The innovation collaborative aims to implement a more uniform data-driven approach to care, that provides counties with an increased ability to use data to improve FSP services and outcomes. Counties will leverage the collective power and shared learnings of a cohort to collaborate on how to provide the most impactful FSP programs and ultimately drive transformational change in the delivery of mental health services.

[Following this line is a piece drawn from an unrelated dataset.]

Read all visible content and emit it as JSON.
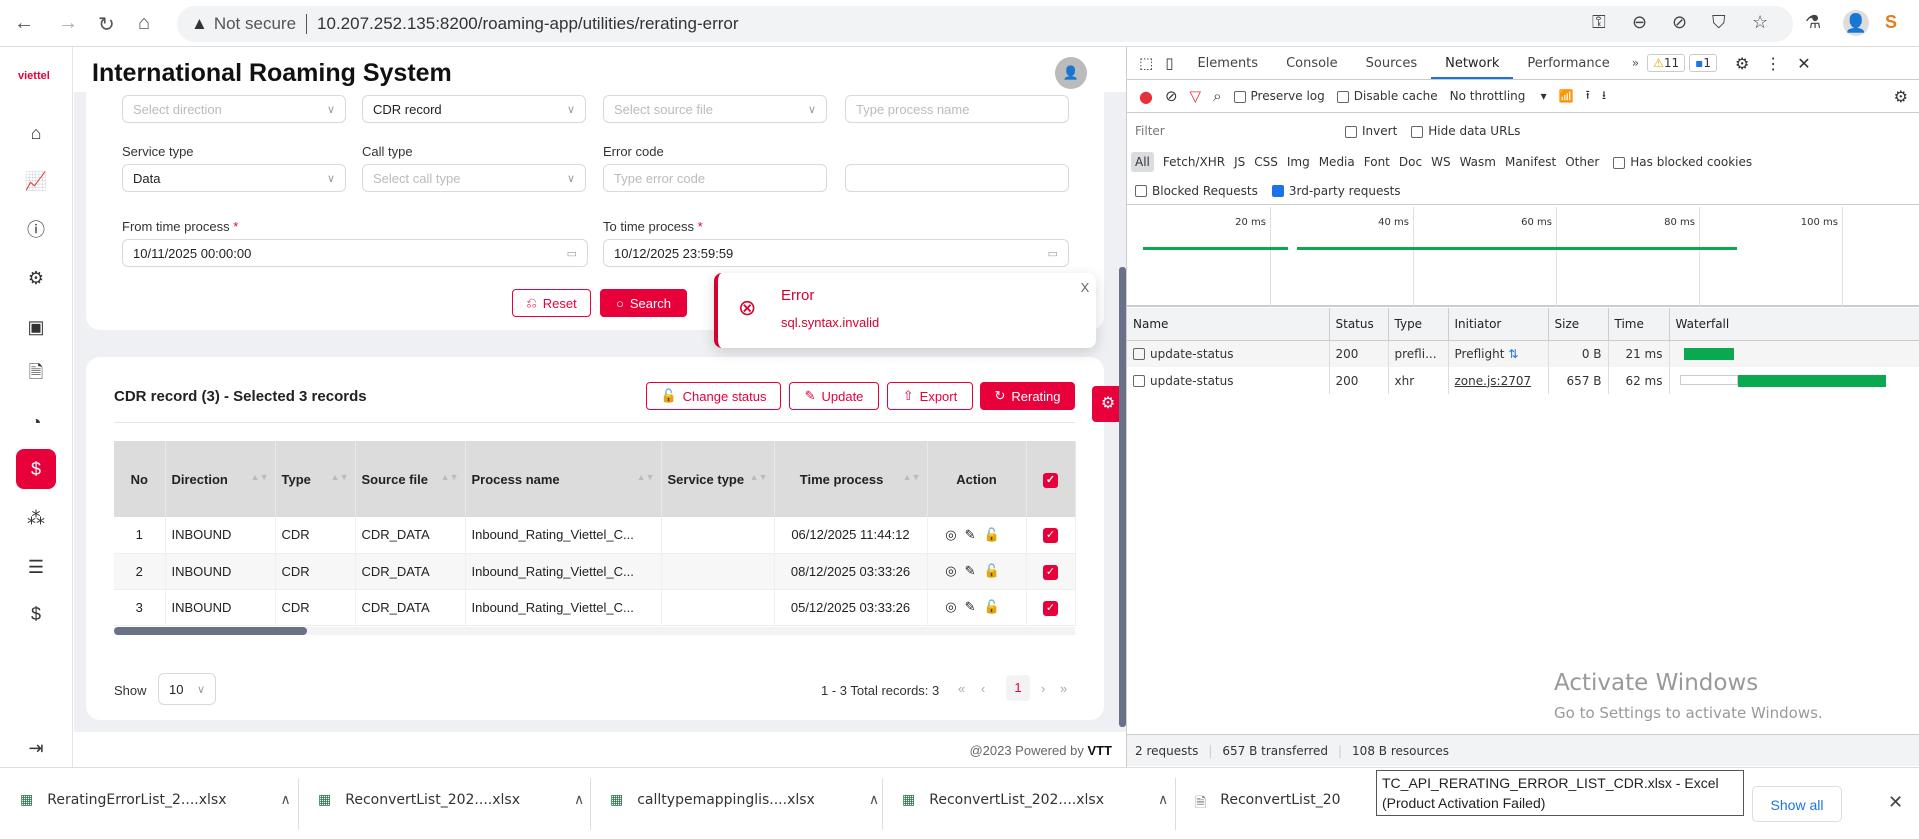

Interview Opportunities by Request
Lynne Ashbeck – Commission Chair and Senior Vice President of Community Engagement and Population Wellness for Valley Children’s Healthcare
Toby Ewing, Ph.D. – Executive Director, MHSOAC
Caroline Whistler – CEO, Third Sector
About the Commission
In enacting Proposition 63, the Mental Health Services Act, California voters in 2014 created and charged the Mental Health Services Oversight and Accountability Commission with the responsibility of driving transformational change in public and private mental health systems to achieve the vision that everyone who needs mental health care has access to and receives effective and culturally competent care. The Commission was design to empower stakeholders, with members representing consumers and their families, service providers, law enforcement, educators and employers. The Commission puts consumers and families at the center of decision-making. The Commission promotes community collaboration, cultural competency and integrated service delivery. The Commission is committed to wellness and recovery, using its authorities, resources and passion to reduce the negative outcomes of mental illness and promote the mental health and wellbeing of all Californians.